Depuis quand vis-tu à Roquevaire ?
Je vis en famille avec 3 enfants à Roquevaire au hameau de Lascours depuis 8 ans.
Que fais-tu dans la vie ?
Je suis artisan/architecte et musicienne. Artisan d’abord parce que ma vision de l’architecture c’est la co-construction entre artisans. L’architecte en est souvent loin aujourd’hui donc au-delà de ma formation d’architecte conventionnelle, je me suis formée au chantier collaboratif, participatif et aux matériaux traditionnels, qui ont tous leur logique territoriale. Je travaille ainsi selon mes projets avec différents corps de métiers: menuiserie, terrassement, maçonnerie, paysagiste et tous les matériaux qui en découlent: la pierre, le bois, les enduits à la chaux, l’ocre, le pisé, la terre.
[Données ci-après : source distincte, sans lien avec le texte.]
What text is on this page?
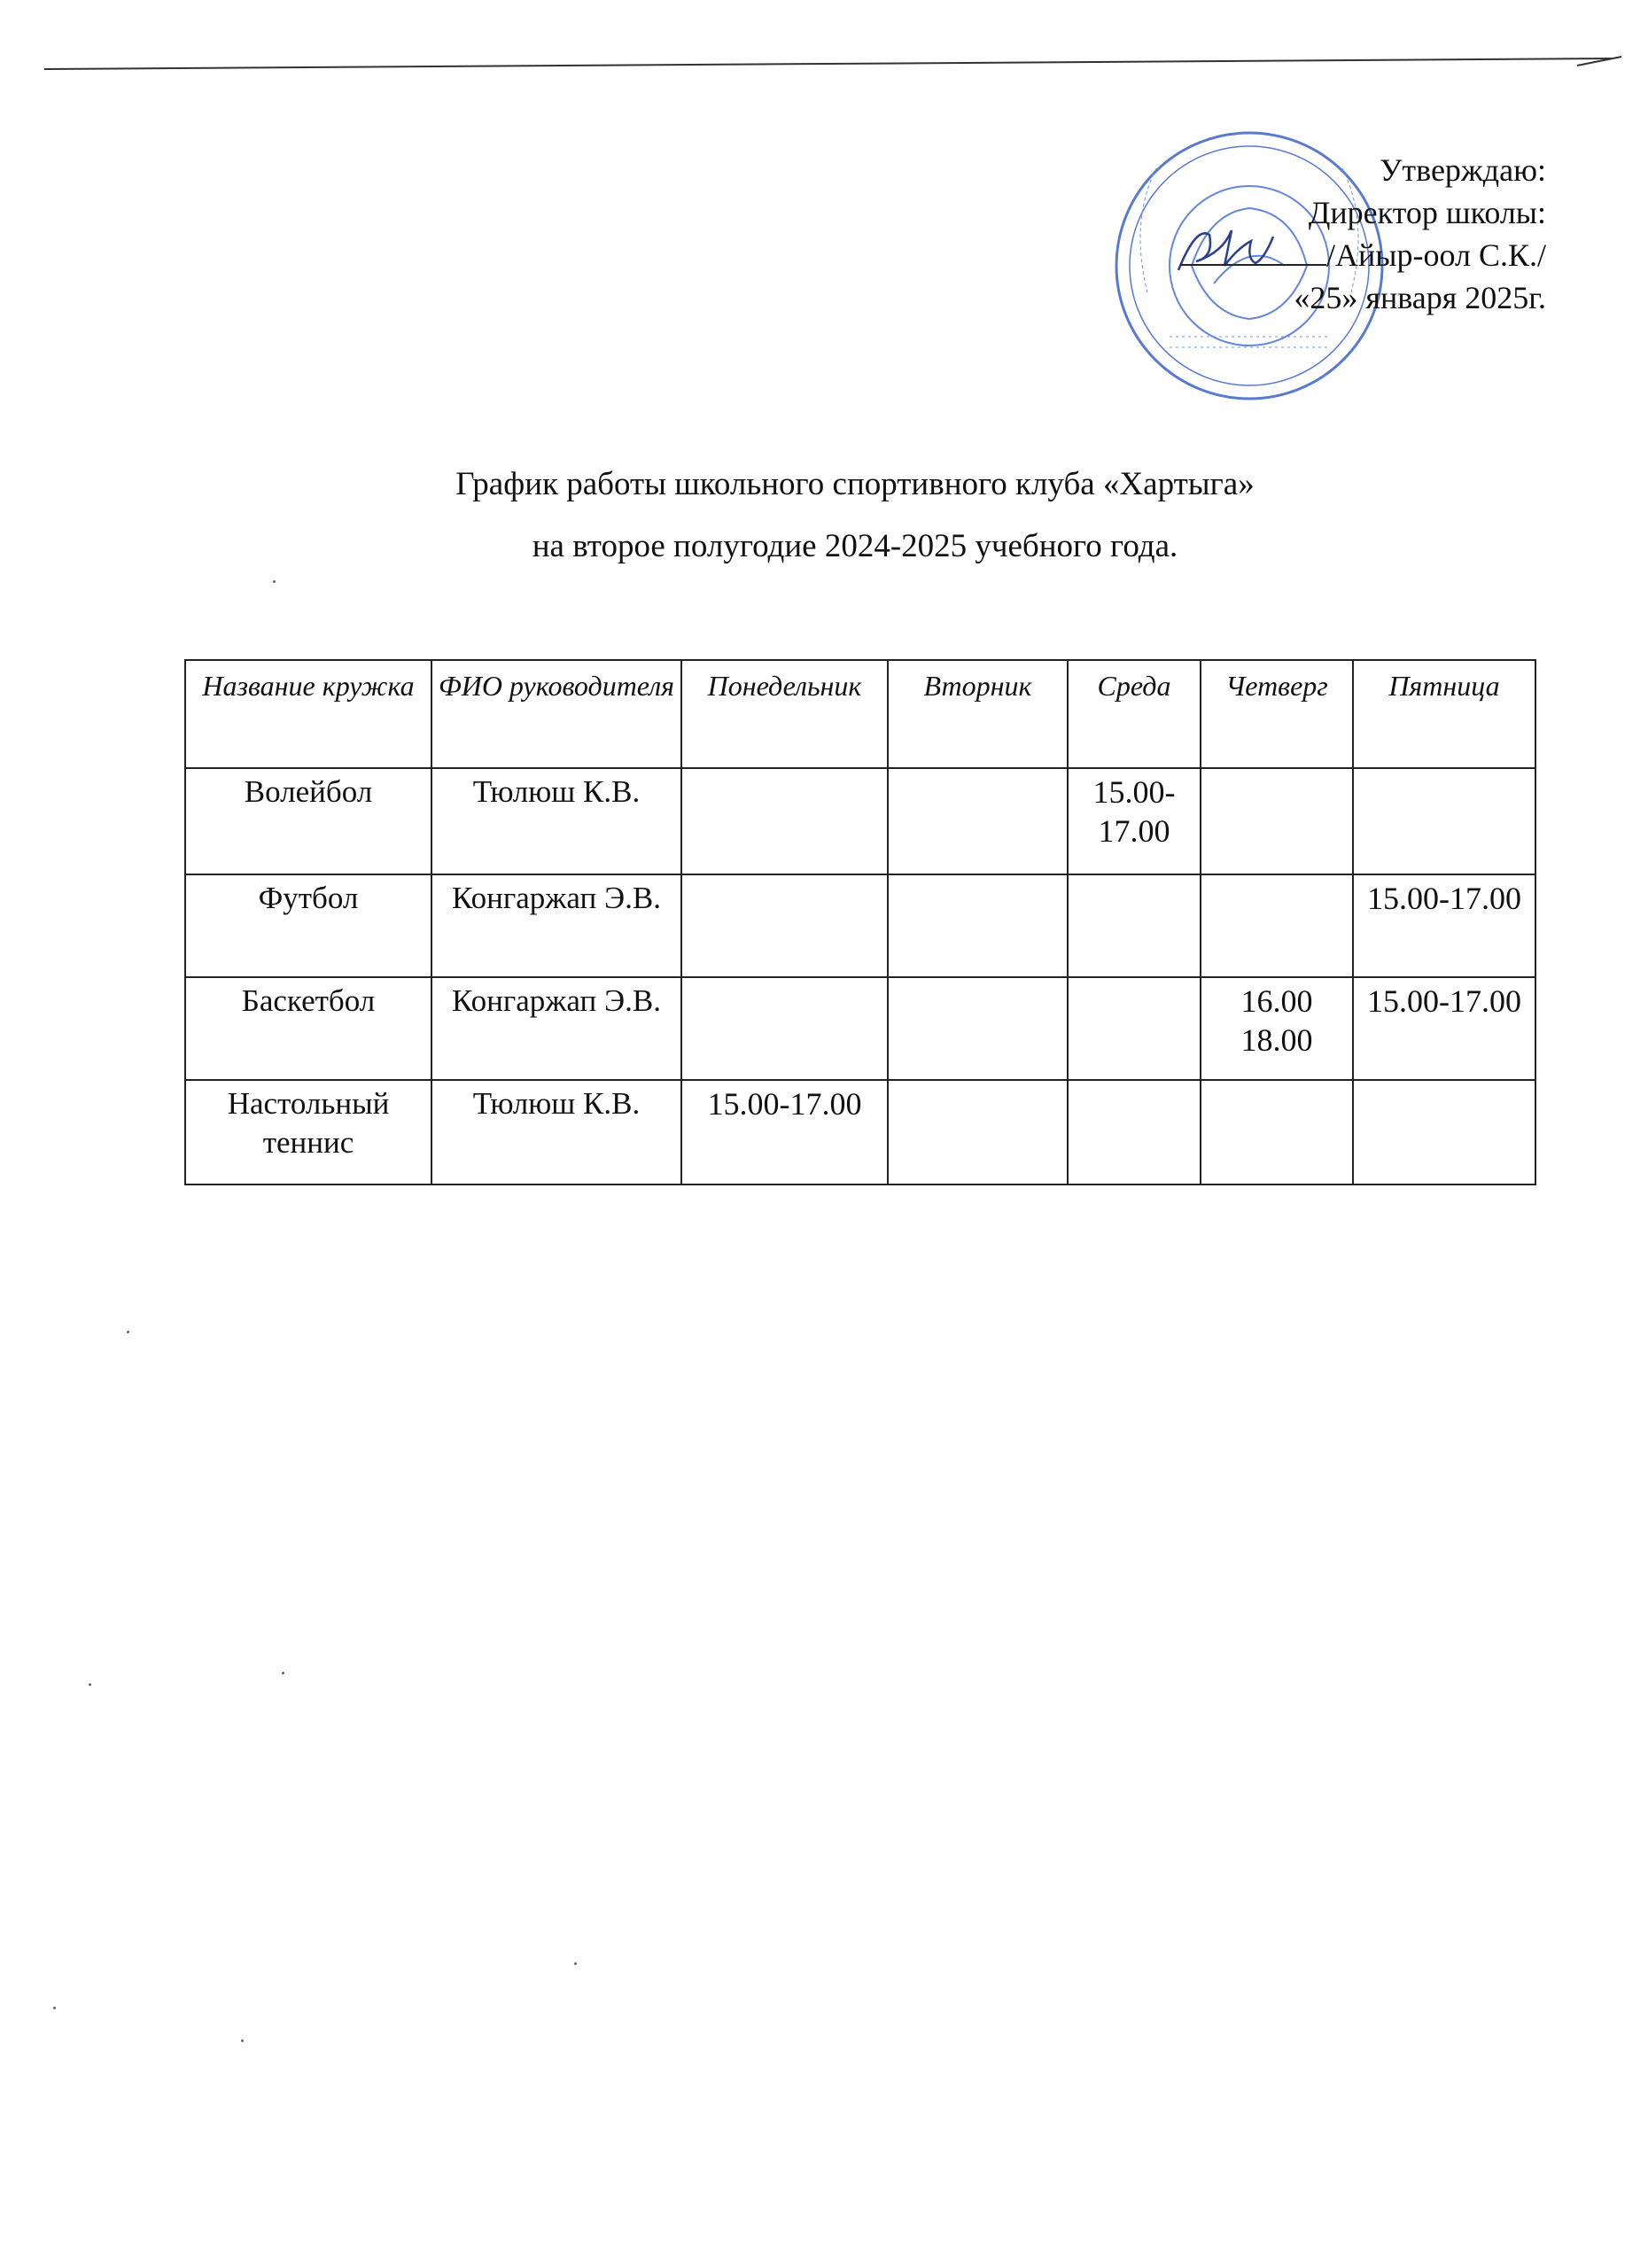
Утверждаю:
Директор школы:
/Айыр-оол С.К./
«25» января 2025г.
График работы школьного спортивного клуба «Хартыга»
на второе полугодие 2024-2025 учебного года.
Название кружка	ФИО руководителя	Понедельник	Вторник	Среда	Четверг	Пятница
Волейбол	Тюлюш К.В.			15.00-17.00		
Футбол	Конгаржап Э.В.					15.00-17.00
Баскетбол	Конгаржап Э.В.				16.00 18.00	15.00-17.00
Настольный теннис	Тюлюш К.В.	15.00-17.00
Mon engouement pour une architecture sensible, réparatrice et à échelle humaine m’a directement mené au travail de l’argile. Formée à l’école de céramique d’Aubagne, j’ai désormais mon atelier de céramique dans le quartier de la Tuilerie. Je collabore avec le torréfacteur de “La tasse aux arômes” pour y exposer mes pièces de vaisselle. Aussi musicienne, je travaille pour une école de musique marseillaise qui rayonne sur toutes les Bouches du Rhône, À PETITS SONS. Je vais dans les écoles et les crèches pour éveiller la musique auprès des enfants. Je suis aussi chanteuse et guitariste dans des groupes, en formation pop-rock, blues ou chansons françaises entre Roquevaire,
Lascours et Marseille.
Qu’est-ce que tu observes dans la commune aujourd’hui ?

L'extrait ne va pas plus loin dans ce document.